Having implemented your strategy to comply with the General Data Protection Regulation (GDPR), you know it touches every corner of your infrastructure—and your customers’. Ultimately, maintaining compliance comes down to knowing where all data stored, including backups.
A key aspect of GDPR is the “right to be forgotten.” It means an individual can request that an organization remove any personal data pertaining to them, although there are some caveats.
The challenge is data is often duplicated by accident thanks to siloed business processes and applications. It’s also intentionally replicated for backup and disaster recovery purposes. The latter is where things get murky. If an individual does ask for their data to be completely erased, backup copies of that data are implied to be included in that request.
But backups can duplicate data too, so frequent requests for personal data erasure threaten to be come somewhat onerous because that information could be spread across multiple locations, including backups.
Who’s responsible for personal data backups under GDPR?
Further complicating matters is understanding who is responsible for erasing data that’s been backed up.

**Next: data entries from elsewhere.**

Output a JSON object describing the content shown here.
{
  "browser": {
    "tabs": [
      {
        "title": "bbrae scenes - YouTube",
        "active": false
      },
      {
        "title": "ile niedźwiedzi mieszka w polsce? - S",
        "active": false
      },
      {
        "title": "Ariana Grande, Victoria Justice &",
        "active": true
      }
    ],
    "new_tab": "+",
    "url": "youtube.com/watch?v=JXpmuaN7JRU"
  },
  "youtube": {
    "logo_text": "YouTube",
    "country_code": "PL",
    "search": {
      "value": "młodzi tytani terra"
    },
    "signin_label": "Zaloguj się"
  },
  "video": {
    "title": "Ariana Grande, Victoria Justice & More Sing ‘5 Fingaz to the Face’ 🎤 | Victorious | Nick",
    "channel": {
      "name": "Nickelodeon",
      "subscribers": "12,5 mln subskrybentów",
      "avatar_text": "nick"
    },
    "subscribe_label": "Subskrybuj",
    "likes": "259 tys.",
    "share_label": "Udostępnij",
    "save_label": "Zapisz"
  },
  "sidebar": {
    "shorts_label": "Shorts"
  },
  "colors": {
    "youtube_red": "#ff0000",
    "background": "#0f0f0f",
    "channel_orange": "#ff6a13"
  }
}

Under GDPR, an organization has one month to answer an erasure request and make certain personal information is completely wiped from their system. But it raises questions about backups, particularly long retention backups—removing a person from an historical backup is no easy task when backups included millions of database entries.
GDPR clearly also states that accountability for protecting personal data is the responsibility of the organization that is collecting and storing information on EU residents. But in an era of managed IT, cloud services, and outsourced backup and data recovery, personal information governed by GDPR could flow into a service provider’s infrastructure.
This reinforces the need understand where all customer data is flowing and stored. Although organizations should have already mapped their data and information flows in advance of the legislation taking effect, the process may not have considered all services providers and business partners that may have access to that data.
Backups have leeway under GDPR
When an individual does exercise their right to be forgotten, an organization must remove their data from production systems, but there’s some wiggle room on backups.
Communication with the data subject is essential: You must explain clearly that their personal data has been removed from your production system, but that a backup copy may remain for a finite period of time. The expiration of that backup will be informed by your retention policies, which must also be clearly communicated with the data subject. It also means the individual’s data should never be restored again to a production system. This added complexity should be seen as an opportunity to re-engineer your data protection processes and review your retention policies.
Bear in mind that you GDPR commitments must be balanced with other responsibilities. Just because an individual requests that their personal data be deleted from their systems, you can refuse that request if that information is needed to continue to deliver services or for other compliance reasons. It’s a reminder that GDPR compliance is a continuum—you must be ready to play the long game.
Not only should your documentation and data processing activities must be transparent and accountable but also treated as living entities that are always evolving. Now that GDPR is in full force, you should always be re-evaluating your data protection practices and policies, including your backups and your customers’ backups, to confirm compliance and find areas that could use improvement.